You raised your eyebrows. “Amen…”
But Ausar was already on ten. “Nah, fuck that. You been in love with her, bro. Don’t even lie. You played the patient card hoping I’d fumble. And now what? You her savior?”
Amen stood up. “Patient card? Good God, do you even know what platonic means?”
Ausar scoffed. “You think she respects you? You’re just convenient You think she want you?”
“Ausar, shut the fuck up,” you said, stepping between them.
“Oh, but I’m the problem, right?” He pointed at you now. “You really sittin’ here acting holy like you wasn’t playing us both. Like you wasn’t eatin’ up the attention.”
You rolled your eyes. “Please. If I wanted both of y’all, I could’ve had both.”
“Wow,” he said. “What a way to be a slut as per usual Y/N”
“Say it again,” you warned.
He held your stare. “You’re. A. Slut.”
You were in his face now. “We’re bestfriends. If anybody know my body, it’s y’all. Be the same ones out here fuckin’ every girl in the world and then reporting back like it’s ESPN.”
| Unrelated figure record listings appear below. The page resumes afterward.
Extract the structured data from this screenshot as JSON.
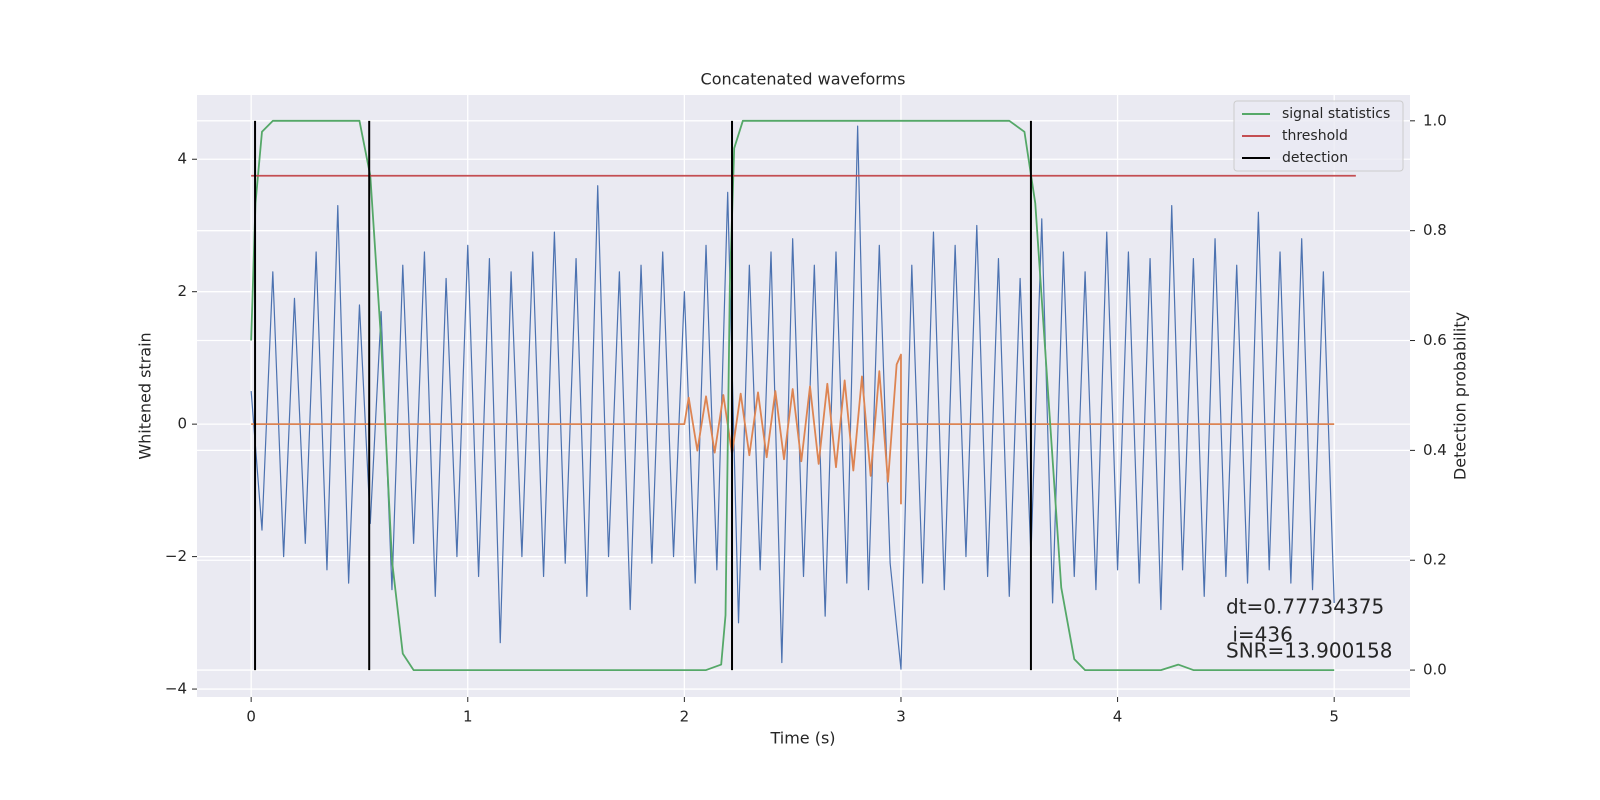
{
  "chart_data": {
    "type": "line",
    "title": "Concatenated waveforms",
    "xlabel": "Time (s)",
    "ylabel": "Whitened strain",
    "y2label": "Detection probability",
    "xlim": [
      -0.25,
      5.35
    ],
    "ylim": [
      -4.12,
      4.97
    ],
    "y2lim": [
      -0.049,
      1.047
    ],
    "xticks": [
      0,
      1,
      2,
      3,
      4,
      5
    ],
    "yticks": [
      {
        "value": -4,
        "label": "−4"
      },
      {
        "value": -2,
        "label": "−2"
      },
      0,
      2,
      4
    ],
    "y2ticks": [
      {
        "value": 0,
        "label": "0.0"
      },
      0.2,
      0.4,
      0.6,
      0.8,
      {
        "value": 1,
        "label": "1.0"
      }
    ],
    "grid": true,
    "legend": "upper right",
    "annotations": [
      "dt=0.77734375",
      " i=436",
      "SNR=13.900158"
    ],
    "series": [
      {
        "color": "#4c72b0",
        "x": [
          0,
          0.05,
          0.1,
          0.15,
          0.2,
          0.25,
          0.3,
          0.35,
          0.4,
          0.45,
          0.5,
          0.55,
          0.6,
          0.65,
          0.7,
          0.75,
          0.8,
          0.85,
          0.9,
          0.95,
          1.0,
          1.05,
          1.1,
          1.15,
          1.2,
          1.25,
          1.3,
          1.35,
          1.4,
          1.45,
          1.5,
          1.55,
          1.6,
          1.65,
          1.7,
          1.75,
          1.8,
          1.85,
          1.9,
          1.95,
          2.0,
          2.05,
          2.1,
          2.15,
          2.2,
          2.25,
          2.3,
          2.35,
          2.4,
          2.45,
          2.5,
          2.55,
          2.6,
          2.65,
          2.7,
          2.75,
          2.8,
          2.85,
          2.9,
          2.95,
          3.0,
          3.05,
          3.1,
          3.15,
          3.2,
          3.25,
          3.3,
          3.35,
          3.4,
          3.45,
          3.5,
          3.55,
          3.6,
          3.65,
          3.7,
          3.75,
          3.8,
          3.85,
          3.9,
          3.95,
          4.0,
          4.05,
          4.1,
          4.15,
          4.2,
          4.25,
          4.3,
          4.35,
          4.4,
          4.45,
          4.5,
          4.55,
          4.6,
          4.65,
          4.7,
          4.75,
          4.8,
          4.85,
          4.9,
          4.95,
          5.0
        ],
        "values": [
          0.5,
          -1.6,
          2.3,
          -2.0,
          1.9,
          -1.8,
          2.6,
          -2.2,
          3.3,
          -2.4,
          1.8,
          -1.5,
          1.7,
          -2.5,
          2.4,
          -1.8,
          2.6,
          -2.6,
          2.2,
          -2.0,
          2.7,
          -2.3,
          2.5,
          -3.3,
          2.3,
          -2.0,
          2.6,
          -2.3,
          2.9,
          -2.1,
          2.5,
          -2.6,
          3.6,
          -2.0,
          2.3,
          -2.8,
          2.4,
          -2.1,
          2.6,
          -2.0,
          2.0,
          -2.4,
          2.7,
          -2.2,
          3.5,
          -3.0,
          2.4,
          -2.2,
          2.6,
          -3.6,
          2.8,
          -2.3,
          2.4,
          -2.9,
          2.6,
          -2.4,
          4.5,
          -2.5,
          2.7,
          -2.1,
          -3.7,
          2.4,
          -2.4,
          2.9,
          -2.5,
          2.7,
          -2.0,
          3.0,
          -2.3,
          2.5,
          -2.6,
          2.2,
          -2.0,
          3.1,
          -2.7,
          2.6,
          -2.3,
          2.3,
          -2.5,
          2.9,
          -2.2,
          2.6,
          -2.4,
          2.5,
          -2.8,
          3.3,
          -2.2,
          2.5,
          -2.6,
          2.8,
          -2.3,
          2.4,
          -2.4,
          3.2,
          -2.2,
          2.6,
          -2.4,
          2.8,
          -2.5,
          2.3,
          -2.7
        ]
      },
      {
        "color": "#dd8452",
        "x": [
          0,
          2.0,
          2.02,
          2.06,
          2.1,
          2.14,
          2.18,
          2.22,
          2.26,
          2.3,
          2.34,
          2.38,
          2.42,
          2.46,
          2.5,
          2.54,
          2.58,
          2.62,
          2.66,
          2.7,
          2.74,
          2.78,
          2.82,
          2.86,
          2.9,
          2.94,
          2.98,
          3.0,
          3.0,
          3.0,
          5.0
        ],
        "values": [
          0,
          0,
          0.4,
          -0.4,
          0.42,
          -0.43,
          0.44,
          -0.45,
          0.46,
          -0.47,
          0.48,
          -0.5,
          0.5,
          -0.53,
          0.53,
          -0.56,
          0.57,
          -0.6,
          0.61,
          -0.65,
          0.66,
          -0.7,
          0.72,
          -0.78,
          0.8,
          -0.87,
          0.9,
          1.05,
          -1.2,
          0,
          0
        ]
      },
      {
        "name": "signal statistics",
        "color": "#55a868",
        "axis": "y2",
        "x": [
          0,
          0.02,
          0.05,
          0.1,
          0.5,
          0.55,
          0.6,
          0.65,
          0.7,
          0.75,
          2.1,
          2.17,
          2.19,
          2.21,
          2.23,
          2.27,
          3.5,
          3.57,
          3.62,
          3.68,
          3.74,
          3.8,
          3.85,
          4.2,
          4.28,
          4.35,
          5.0
        ],
        "values": [
          0.6,
          0.85,
          0.98,
          1.0,
          1.0,
          0.9,
          0.6,
          0.2,
          0.03,
          0.0,
          0.0,
          0.01,
          0.1,
          0.7,
          0.95,
          1.0,
          1.0,
          0.98,
          0.85,
          0.5,
          0.15,
          0.02,
          0,
          0,
          0.01,
          0,
          0
        ]
      },
      {
        "name": "threshold",
        "color": "#c44e52",
        "axis": "y2",
        "x": [
          0,
          5.1
        ],
        "values": [
          0.9,
          0.9
        ]
      },
      {
        "name": "detection",
        "color": "#000000",
        "axis": "y2",
        "vertical": true,
        "x": [
          0.018,
          0.545,
          2.22,
          3.6
        ],
        "ymin": 0,
        "ymax": 1
      }
    ]
  }
}
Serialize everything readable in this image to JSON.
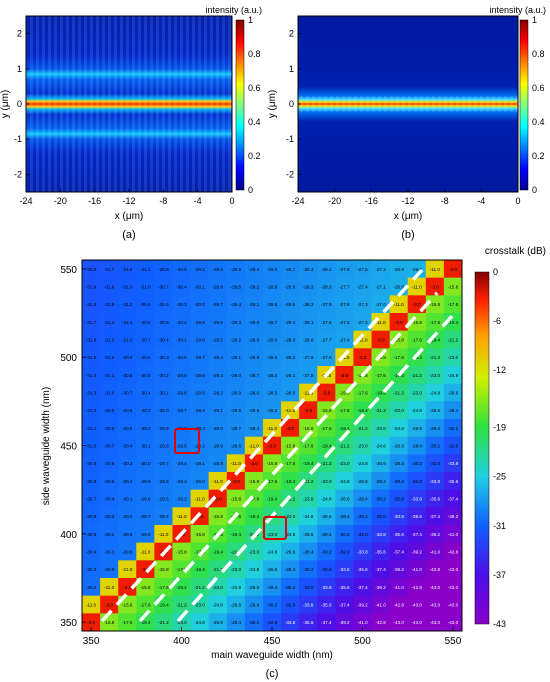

Amen didn’t flinch. “Don’t bring me into that.”
You snapped toward him. “I didn’t say you. You think I don’t know the difference?”
Ausar raised his hands. “You choosing now, I’m just the bad guy?”
“I’m choosing me. Y’all been beefing and using me as ammo. Fuck that, if I’m coming between y’all, I don’t need to be here.”
“You never answered the question,” Ausar pressed, now petty as hell. “You want him?”
You turned your back on him. “Grow up.”
He laughed bitterly. “Cool. Take Amen home then.”
You’d seen them fight a thousand times over the years. Over toys, over basketball, over video games, over other girls, but you never thought it would be you.